In college I had a friend named Anna. She was extremely intelligent in the academic sense; she even got a full scholarship for it, which is rare at Messiah. And I thought she was just plain awesome, not because she was smart, but because her outlook on life was so different from anybody else I had ever known.
You see, Anna had grown up as a MK (missionary kid), though I'm not sure which country she grew up in, I'm pretty sure it was somewhere in Africa. So her values and ideals were shaped by an entirely different culture from the me-me-me of American culture. I always found conversations with her were refreshing.
What struck me the most about Anna was her opinion on the concept of beauty. As far as I could tell, she put absolutely no stock in it. She could care less what she looked like, or what others looked like, and did not understand why girls wore makeup or spent hours on their hair, or sat in front of mirrors, she did not even have a mirror growing up! I probably would have described her as "average-looking", not that it would make a difference to her, she dressed well, but did not spend an exorbitant amount of time on preparing herself for the day. It was so different from all the other girls, including myself, I knew who were constantly complaining that their nose was too big, or their hair was too curly, or why couldn't they lose 5 pounds, etc, etc.
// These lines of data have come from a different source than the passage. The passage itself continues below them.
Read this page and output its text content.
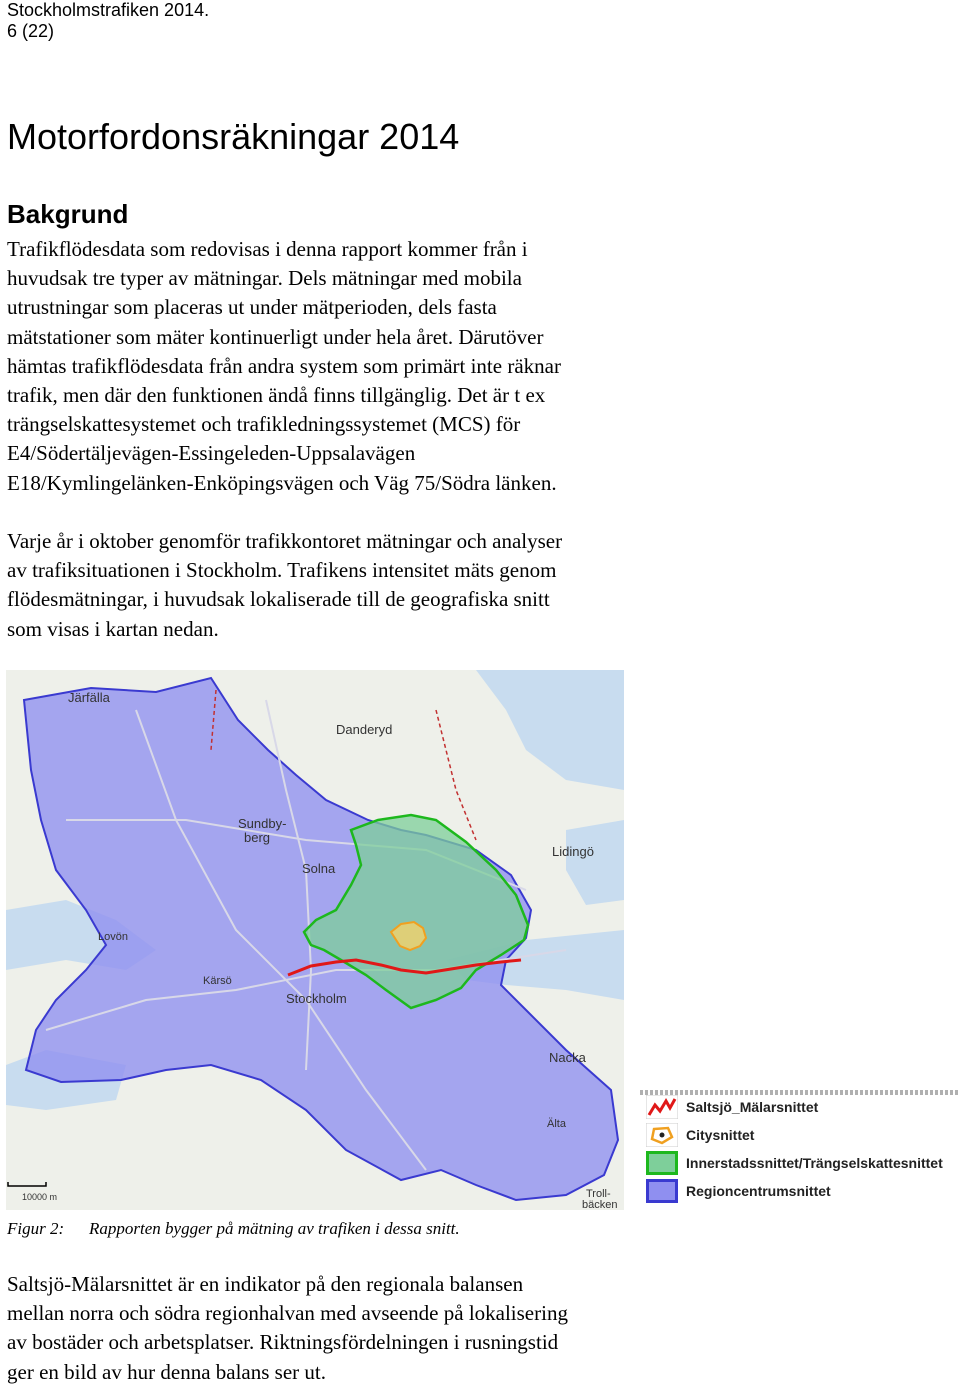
Stockholmstrafiken 2014.
6 (22)
Motorfordonsräkningar 2014
Bakgrund

Trafikflödesdata som redovisas i denna rapport kommer från i
huvudsak tre typer av mätningar. Dels mätningar med mobila
utrustningar som placeras ut under mätperioden, dels fasta
mätstationer som mäter kontinuerligt under hela året. Därutöver
hämtas trafikflödesdata från andra system som primärt inte räknar
trafik, men där den funktionen ändå finns tillgänglig. Det är t ex
trängselskattesystemet och trafikledningssystemet (MCS) för
E4/Södertäljevägen-Essingeleden-Uppsalavägen
E18/Kymlingelänken-Enköpingsvägen och Väg 75/Södra länken.

Varje år i oktober genomför trafikkontoret mätningar och analyser
av trafiksituationen i Stockholm. Trafikens intensitet mäts genom
flödesmätningar, i huvudsak lokaliserade till de geografiska snitt
som visas i kartan nedan.

Järfälla
Danderyd
Sundby-
berg
Solna
Lidingö
Lovön
Kärsö
Stockholm
Nacka
Älta
Troll-
bäcken
10000 m
Saltsjö_Mälarsnittet
Citysnittet
Innerstadssnittet/Trängselskattesnittet
Regioncentrumsnittet

Figur 2: Rapporten bygger på mätning av trafiken i dessa snitt.

Saltsjö-Mälarsnittet är en indikator på den regionala balansen
mellan norra och södra regionhalvan med avseende på lokalisering
av bostäder och arbetsplatser. Riktningsfördelningen i rusningstid
ger en bild av hur denna balans ser ut.
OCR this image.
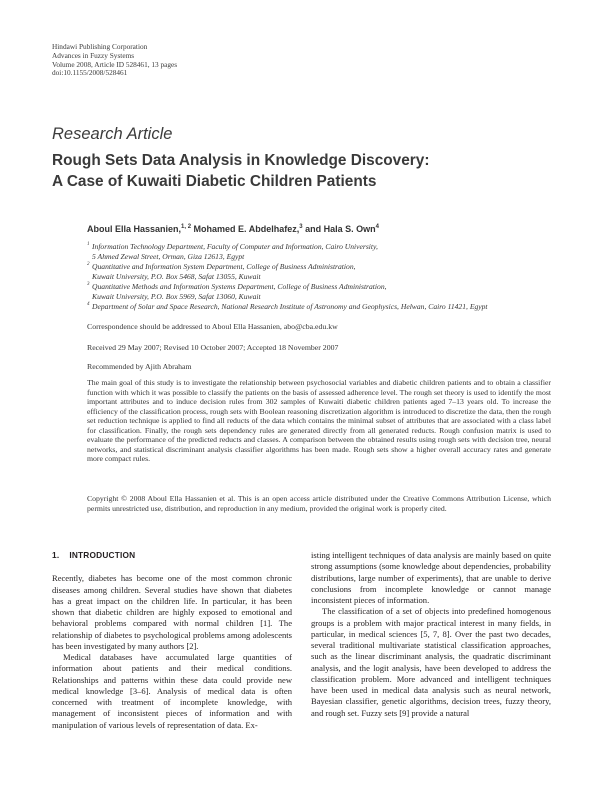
Hindawi Publishing Corporation
Advances in Fuzzy Systems
Volume 2008, Article ID 528461, 13 pages
doi:10.1155/2008/528461
Research Article
Rough Sets Data Analysis in Knowledge Discovery:
A Case of Kuwaiti Diabetic Children Patients
Aboul Ella Hassanien,$^{1, 2}$ Mohamed E. Abdelhafez,$^3$ and Hala S. Own$^4$
1 Information Technology Department, Faculty of Computer and Information, Cairo University,
5 Ahmed Zewal Street, Orman, Giza 12613, Egypt
2 Quantitative and Information System Department, College of Business Administration,
Kuwait University, P.O. Box 5468, Safat 13055, Kuwait
3 Quantitative Methods and Information Systems Department, College of Business Administration,
Kuwait University, P.O. Box 5969, Safat 13060, Kuwait
4 Department of Solar and Space Research, National Research Institute of Astronomy and Geophysics, Helwan, Cairo 11421, Egypt
Correspondence should be addressed to Aboul Ella Hassanien, abo@cba.edu.kw
Received 29 May 2007; Revised 10 October 2007; Accepted 18 November 2007
Recommended by Ajith Abraham
The main goal of this study is to investigate the relationship between psychosocial variables and diabetic children patients and to obtain a classifier function with which it was possible to classify the patients on the basis of assessed adherence level. The rough set theory is used to identify the most important attributes and to induce decision rules from 302 samples of Kuwaiti diabetic children patients aged 7–13 years old. To increase the efficiency of the classification process, rough sets with Boolean reasoning discretization algorithm is introduced to discretize the data, then the rough set reduction technique is applied to find all reducts of the data which contains the minimal subset of attributes that are associated with a class label for classification. Finally, the rough sets dependency rules are generated directly from all generated reducts. Rough confusion matrix is used to evaluate the performance of the predicted reducts and classes. A comparison between the obtained results using rough sets with decision tree, neural networks, and statistical discriminant analysis classifier algorithms has been made. Rough sets show a higher overall accuracy rates and generate more compact rules.
Copyright © 2008 Aboul Ella Hassanien et al. This is an open access article distributed under the Creative Commons Attribution License, which permits unrestricted use, distribution, and reproduction in any medium, provided the original work is properly cited.
1. INTRODUCTION

Recently, diabetes has become one of the most common chronic diseases among children. Several studies have shown that diabetes has a great impact on the children life. In particular, it has been shown that diabetic children are highly exposed to emotional and behavioral problems compared with normal children [1]. The relationship of diabetes to psychological problems among adolescents has been investigated by many authors [2].

Medical databases have accumulated large quantities of information about patients and their medical conditions. Relationships and patterns within these data could provide new medical knowledge [3–6]. Analysis of medical data is often concerned with treatment of incomplete knowledge, with management of inconsistent pieces of information and with manipulation of various levels of representation of data. Ex-

isting intelligent techniques of data analysis are mainly based on quite strong assumptions (some knowledge about dependencies, probability distributions, large number of experiments), that are unable to derive conclusions from incomplete knowledge or cannot manage inconsistent pieces of information.

The classification of a set of objects into predefined homogenous groups is a problem with major practical interest in many fields, in particular, in medical sciences [5, 7, 8]. Over the past two decades, several traditional multivariate statistical classification approaches, such as the linear discriminant analysis, the quadratic discriminant analysis, and the logit analysis, have been developed to address the classification problem. More advanced and intelligent techniques have been used in medical data analysis such as neural network, Bayesian classifier, genetic algorithms, decision trees, fuzzy theory, and rough set. Fuzzy sets [9] provide a natural
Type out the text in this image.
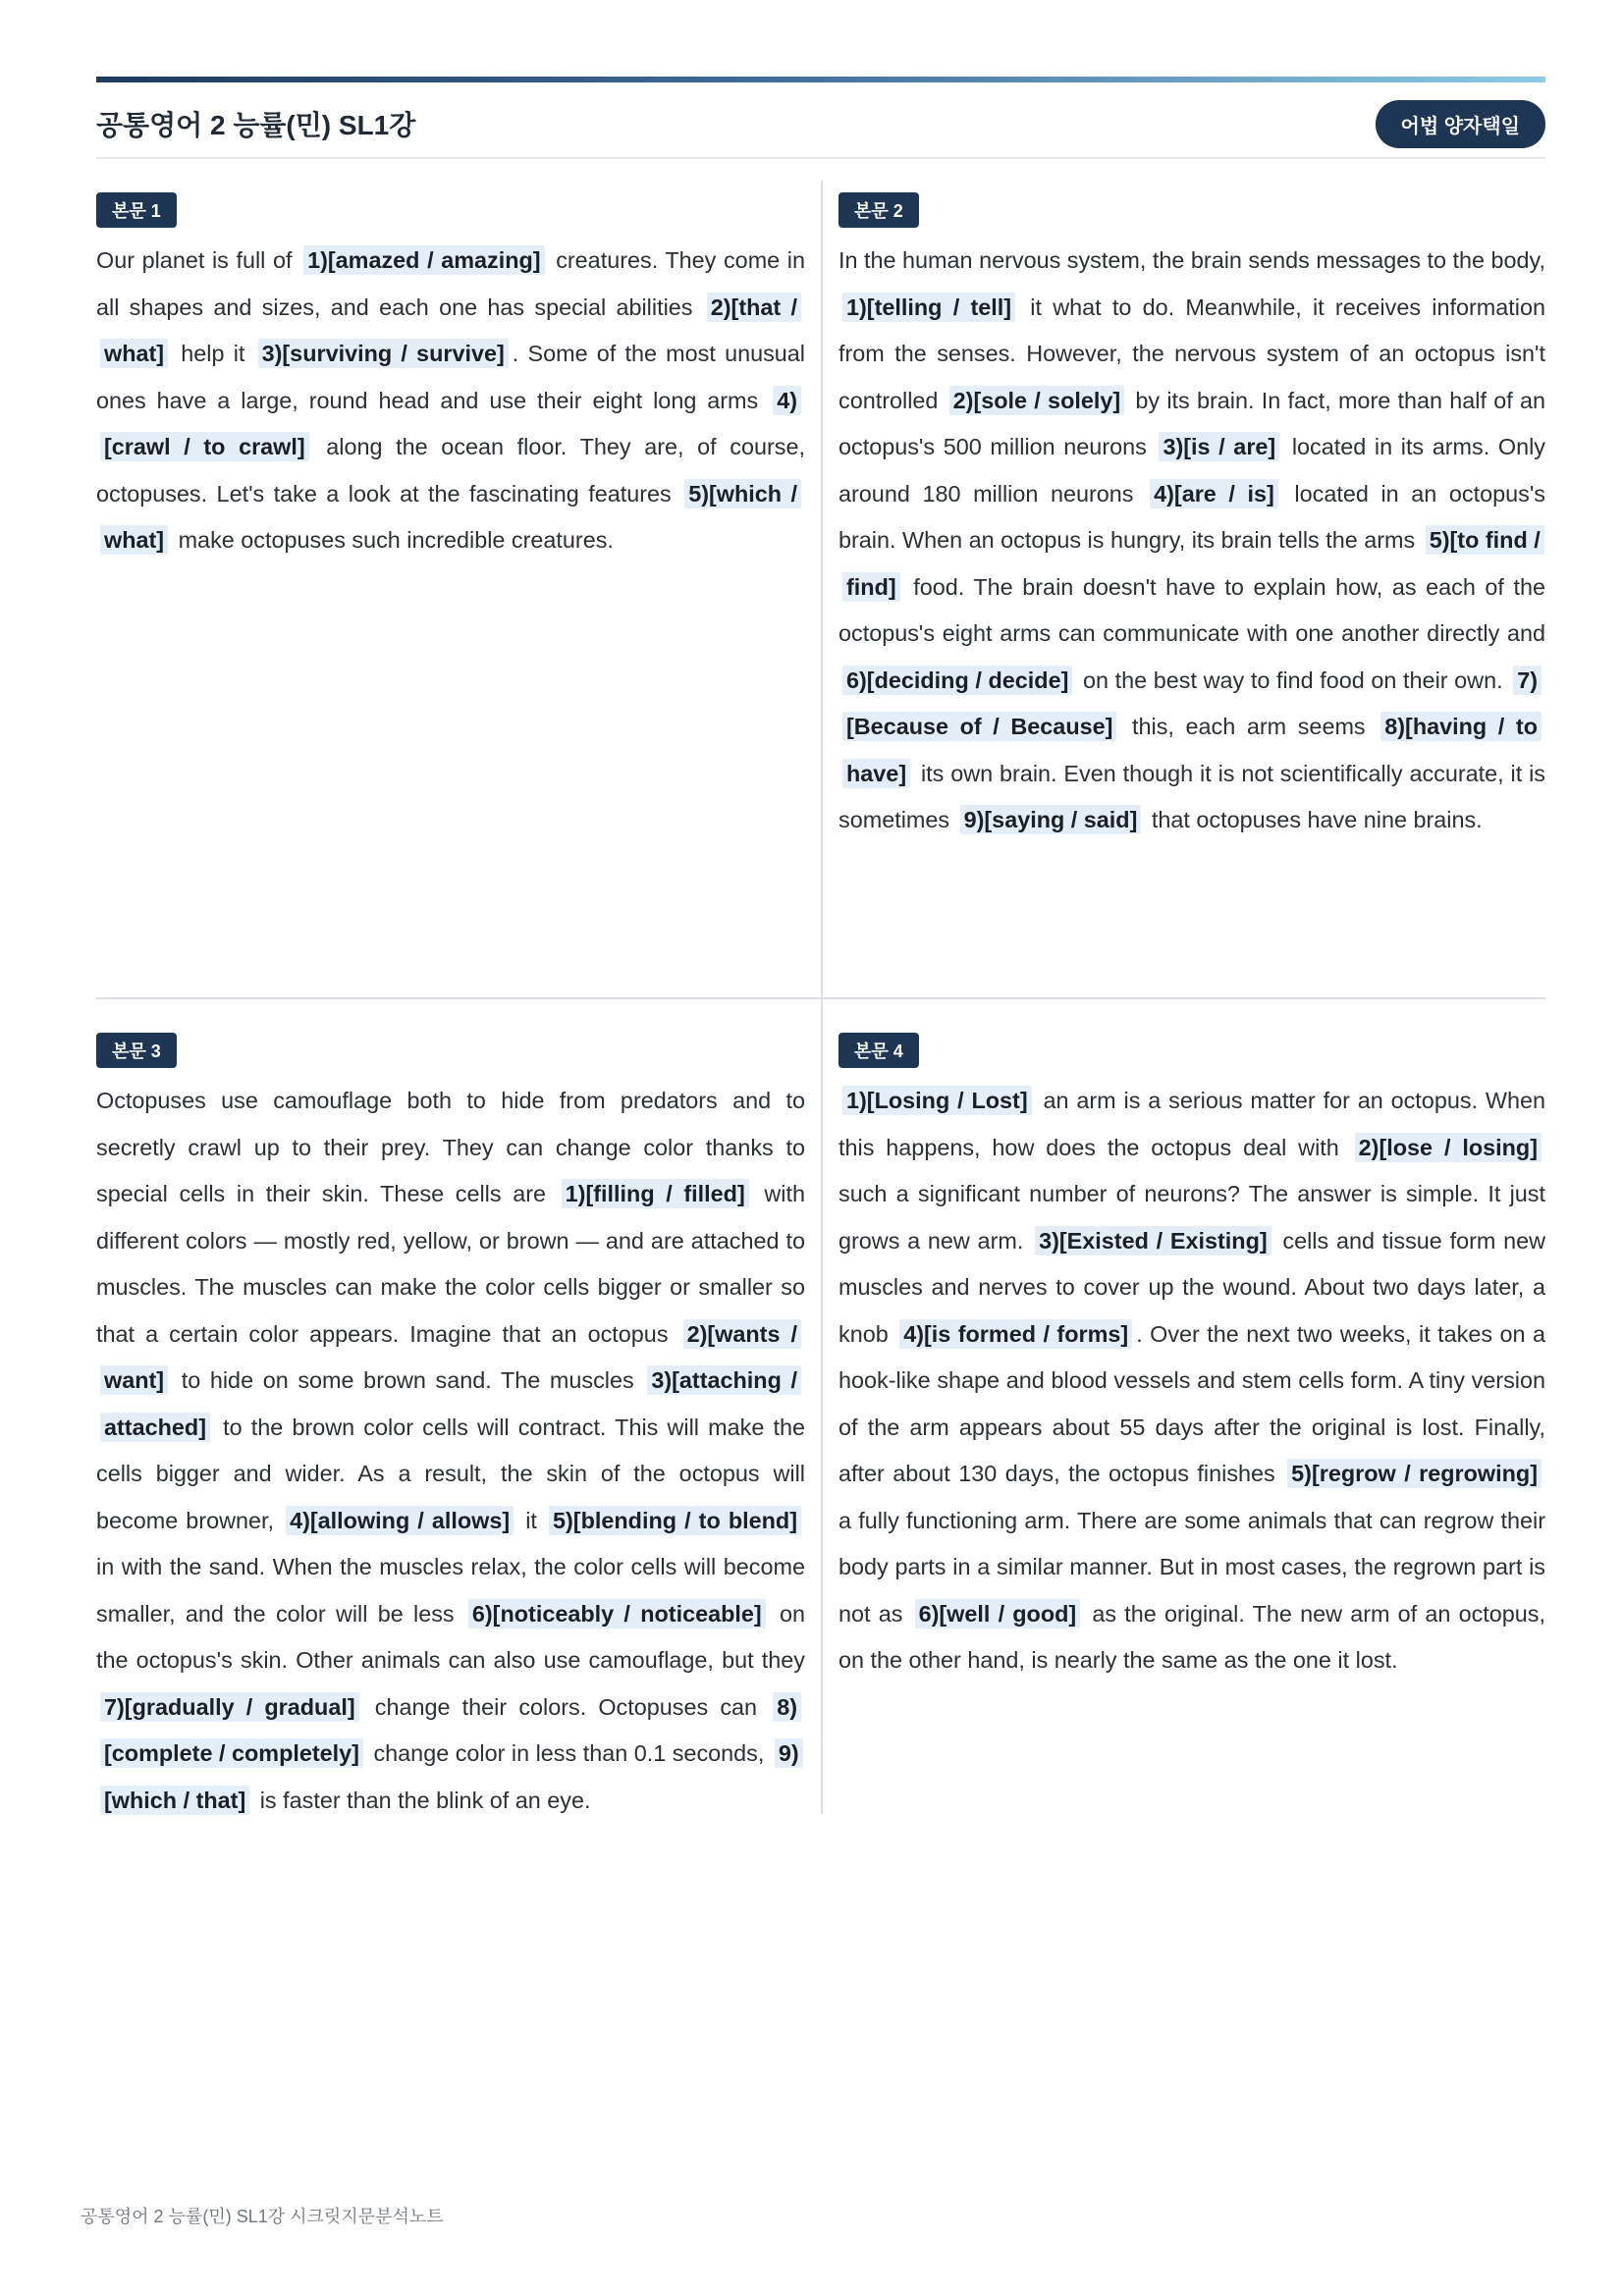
공통영어 2 능률(민) SL1강	어법 양자택일
본문 1

Our planet is full of 1)[amazed / amazing] creatures. They come in all shapes and sizes, and each one has special abilities 2)[that / what] help it 3)[surviving / survive] . Some of the most unusual ones have a large, round head and use their eight long arms 4)[crawl / to crawl] along the ocean floor. They are, of course, octopuses. Let's take a look at the fascinating features 5)[which / what] make octopuses such incredible creatures.

본문 2

In the human nervous system, the brain sends messages to the body, 1)[telling / tell] it what to do. Meanwhile, it receives information from the senses. However, the nervous system of an octopus isn't controlled 2)[sole / solely] by its brain. In fact, more than half of an octopus's 500 million neurons 3)[is / are] located in its arms. Only around 180 million neurons 4)[are / is] located in an octopus's brain. When an octopus is hungry, its brain tells the arms 5)[to find / find] food. The brain doesn't have to explain how, as each of the octopus's eight arms can communicate with one another directly and 6)[deciding / decide] on the best way to find food on their own. 7)[Because of / Because] this, each arm seems 8)[having / to have] its own brain. Even though it is not scientifically accurate, it is sometimes 9)[saying / said] that octopuses have nine brains.

본문 3

Octopuses use camouflage both to hide from predators and to secretly crawl up to their prey. They can change color thanks to special cells in their skin. These cells are 1)[filling / filled] with different colors — mostly red, yellow, or brown — and are attached to muscles. The muscles can make the color cells bigger or smaller so that a certain color appears. Imagine that an octopus 2)[wants / want] to hide on some brown sand. The muscles 3)[attaching / attached] to the brown color cells will contract. This will make the cells bigger and wider. As a result, the skin of the octopus will become browner, 4)[allowing / allows] it 5)[blending / to blend] in with the sand. When the muscles relax, the color cells will become smaller, and the color will be less 6)[noticeably / noticeable] on the octopus's skin. Other animals can also use camouflage, but they 7)[gradually / gradual] change their colors. Octopuses can 8)[complete / completely] change color in less than 0.1 seconds, 9)[which / that] is faster than the blink of an eye.

본문 4

1)[Losing / Lost] an arm is a serious matter for an octopus. When this happens, how does the octopus deal with 2)[lose / losing] such a significant number of neurons? The answer is simple. It just grows a new arm. 3)[Existed / Existing] cells and tissue form new muscles and nerves to cover up the wound. About two days later, a knob 4)[is formed / forms] . Over the next two weeks, it takes on a hook-like shape and blood vessels and stem cells form. A tiny version of the arm appears about 55 days after the original is lost. Finally, after about 130 days, the octopus finishes 5)[regrow / regrowing] a fully functioning arm. There are some animals that can regrow their body parts in a similar manner. But in most cases, the regrown part is not as 6)[well / good] as the original. The new arm of an octopus, on the other hand, is nearly the same as the one it lost.

공통영어 2 능률(민) SL1강 시크릿지문분석노트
I often wish I could be more like Anna. I spend far too much time worrying about my looks, and thinking that I don't look good enough. I'm too fat, I have too many freckles, my skin is too white, I'm too short, etc. But WHY? If only we could live in a world without mirrors, and without constant judgement, and the worst part is, the harshest judgement is not from others, but ourselves. I wonder how I can help Grace growing up in this society to be more like Anna . . . I want her to know she is beautiful :) Looks aren't everything, and shouldn't really be anything at all . . .
You are beautiful sister :) And I love your freckles!
ReplyDeleteI can't speak to what may or may not help Grace, but I know that for me, personally, never being ridiculed at home for how I looked was helpful. My parents allowing me to not worry about my looks helped me know that yeah, it's nice to sometimes get dressed up but on the whole, what's it matter? It also helped that I had friends that didn't care much about that. If Grace is surrounded by people who love based on a person's character & personality, looks will be secondary in her life - always. All of these things you know, and I'm sure you'll raise her to find beauty on the inside, not so much on the outside.